Reform advocates can and should address these shortcomings. Jurisdictions planning to reform their marijuana laws – and states that have already done so – ought to craft robust expungement laws that reflect present-day norms. Previous marijuana offenders should not continue to bear a scarlet letter for engaging in what citizens have now decided is now socially acceptable conduct.

Creating a Commission on Justice Restoration

Even more can and should be done beyond legal changes. For example, a new criminal justice institution could be funded by the taxes, fees, and other revenues generated by marijuana reforms and assigned the mission of developing policies and practices to minimize the economic and social burdens that persist for those previously convicted of marijuana offenses.

Ex-offenders are often saddled with collateral sanctions at the local, state, and federal levels and have to deal with the widespread availability of their criminal records. These challenges justify the establishment of a permanent restorative institution in every jurisdiction, funded by fractions of the new resources generated by the legal marijuana industry and associated taxes.

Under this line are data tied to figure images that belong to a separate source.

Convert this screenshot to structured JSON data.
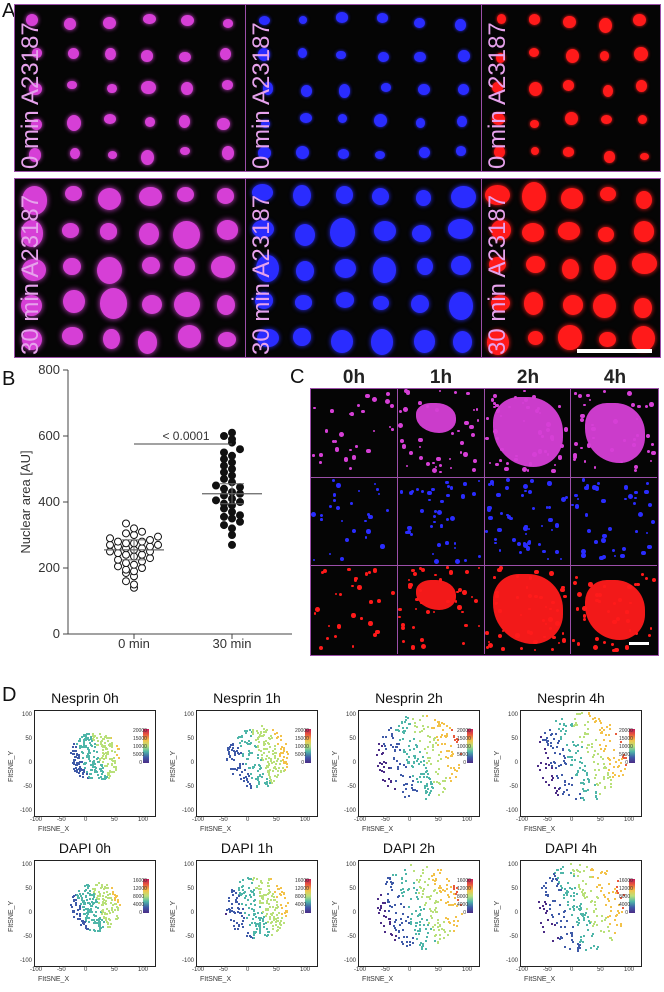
{
  "panels": {
    "a": "A",
    "b": "B",
    "c": "C",
    "d": "D"
  },
  "panel_a": {
    "row_top_label": "0 min A23187",
    "row_bottom_label": "30 min A23187"
  },
  "panel_c": {
    "columns": [
      "0h",
      "1h",
      "2h",
      "4h"
    ]
  },
  "chart_data": [
    {
      "type": "scatter",
      "panel": "B",
      "title": "",
      "xlabel": "",
      "ylabel": "Nuclear area [AU]",
      "categories": [
        "0 min",
        "30 min"
      ],
      "ylim": [
        0,
        800
      ],
      "yticks": [
        "0",
        "200",
        "400",
        "600",
        "800"
      ],
      "annotation": "< 0.0001",
      "series": [
        {
          "name": "0 min",
          "mean": 255,
          "values": [
            140,
            150,
            160,
            175,
            185,
            190,
            195,
            200,
            205,
            210,
            215,
            220,
            225,
            230,
            235,
            240,
            240,
            245,
            250,
            250,
            255,
            260,
            260,
            265,
            265,
            270,
            270,
            275,
            275,
            280,
            280,
            285,
            290,
            295,
            300,
            305,
            310,
            320,
            335
          ]
        },
        {
          "name": "30 min",
          "mean": 425,
          "values": [
            270,
            300,
            320,
            330,
            340,
            350,
            355,
            360,
            370,
            380,
            390,
            395,
            400,
            405,
            410,
            420,
            425,
            430,
            440,
            445,
            450,
            460,
            470,
            480,
            490,
            500,
            510,
            520,
            530,
            540,
            550,
            560,
            580,
            590,
            600,
            610
          ]
        }
      ]
    },
    {
      "type": "scatter",
      "panel": "D",
      "plots": [
        {
          "title": "Nesprin 0h",
          "xlabel": "FItSNE_X",
          "ylabel": "FItSNE_Y",
          "xticks": [
            "-100",
            "-50",
            "0",
            "50",
            "100"
          ],
          "yticks": [
            "100",
            "50",
            "0",
            "-50",
            "-100"
          ],
          "colorbar": [
            "20000",
            "15000",
            "10000",
            "5000",
            "0"
          ]
        },
        {
          "title": "Nesprin 1h",
          "xlabel": "FItSNE_X",
          "ylabel": "FItSNE_Y",
          "xticks": [
            "-100",
            "-50",
            "0",
            "50",
            "100"
          ],
          "yticks": [
            "100",
            "50",
            "0",
            "-50",
            "-100"
          ],
          "colorbar": [
            "20000",
            "15000",
            "10000",
            "5000",
            "0"
          ]
        },
        {
          "title": "Nesprin 2h",
          "xlabel": "FItSNE_X",
          "ylabel": "FItSNE_Y",
          "xticks": [
            "-100",
            "-50",
            "0",
            "50",
            "100"
          ],
          "yticks": [
            "100",
            "50",
            "0",
            "-50",
            "-100"
          ],
          "colorbar": [
            "20000",
            "15000",
            "10000",
            "5000",
            "0"
          ]
        },
        {
          "title": "Nesprin 4h",
          "xlabel": "FItSNE_X",
          "ylabel": "FItSNE_Y",
          "xticks": [
            "-100",
            "-50",
            "0",
            "50",
            "100"
          ],
          "yticks": [
            "100",
            "50",
            "0",
            "-50",
            "-100"
          ],
          "colorbar": [
            "20000",
            "15000",
            "10000",
            "5000",
            "0"
          ]
        },
        {
          "title": "DAPI 0h",
          "xlabel": "FItSNE_X",
          "ylabel": "FItSNE_Y",
          "xticks": [
            "-100",
            "-50",
            "0",
            "50",
            "100"
          ],
          "yticks": [
            "100",
            "50",
            "0",
            "-50",
            "-100"
          ],
          "colorbar": [
            "16000",
            "12000",
            "8000",
            "4000",
            "0"
          ]
        },
        {
          "title": "DAPI 1h",
          "xlabel": "FItSNE_X",
          "ylabel": "FItSNE_Y",
          "xticks": [
            "-100",
            "-50",
            "0",
            "50",
            "100"
          ],
          "yticks": [
            "100",
            "50",
            "0",
            "-50",
            "-100"
          ],
          "colorbar": [
            "16000",
            "12000",
            "8000",
            "4000",
            "0"
          ]
        },
        {
          "title": "DAPI 2h",
          "xlabel": "FItSNE_X",
          "ylabel": "FItSNE_Y",
          "xticks": [
            "-100",
            "-50",
            "0",
            "50",
            "100"
          ],
          "yticks": [
            "100",
            "50",
            "0",
            "-50",
            "-100"
          ],
          "colorbar": [
            "16000",
            "12000",
            "8000",
            "4000",
            "0"
          ]
        },
        {
          "title": "DAPI 4h",
          "xlabel": "FItSNE_X",
          "ylabel": "FItSNE_Y",
          "xticks": [
            "-100",
            "-50",
            "0",
            "50",
            "100"
          ],
          "yticks": [
            "100",
            "50",
            "0",
            "-50",
            "-100"
          ],
          "colorbar": [
            "16000",
            "12000",
            "8000",
            "4000",
            "0"
          ]
        }
      ]
    }
  ],
  "colors": {
    "merge": "#d63fd6",
    "dapi": "#2a2cff",
    "nesprin": "#ff1a1a",
    "frame": "#9b4fa8",
    "label": "#e6a2ec"
  }
}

A new Commission on Justice Restoration could be a public agency mandated to address the cumulative undue harms of prior convictions. The Commission could provide a much-needed clearinghouse and site for analyzing hard-to-collect data about the collateral consequences of convictions, and provide a centralized and impartial forum for statewide policymaking to redress these collateral consequences, to conduct and disseminating research on the fiscal and social costs of these collateral consequences, and to advocate for steps that can be taken to reduce long-term harms.

The Bottom Line

The war on drugs and prohibitions on marijuana have had profound harmful effects for many Americans, and especially for persons of color. As more and more states change their marijuana laws, former offenders who have been impacted most acutely by past laws should be first in line to benefit from such reforms. Although reforms in marijuana laws can help redirect the longstanding war on drugs, reformers should push policymakers to go further than simply assuring that, in the future, nobody will be arrested or go to jail for using marijuana. Advocates should connect marijuana reform with efforts to correct harms from the past, by improving laws that allow expungement of past convictions and seizing opportunities to use new taxes on legal marijuana to create new government institutions tasked with ameliorating some of the collateral damage inflicted on millions of Americans, their families, and communities, by the excessive punishments of the past.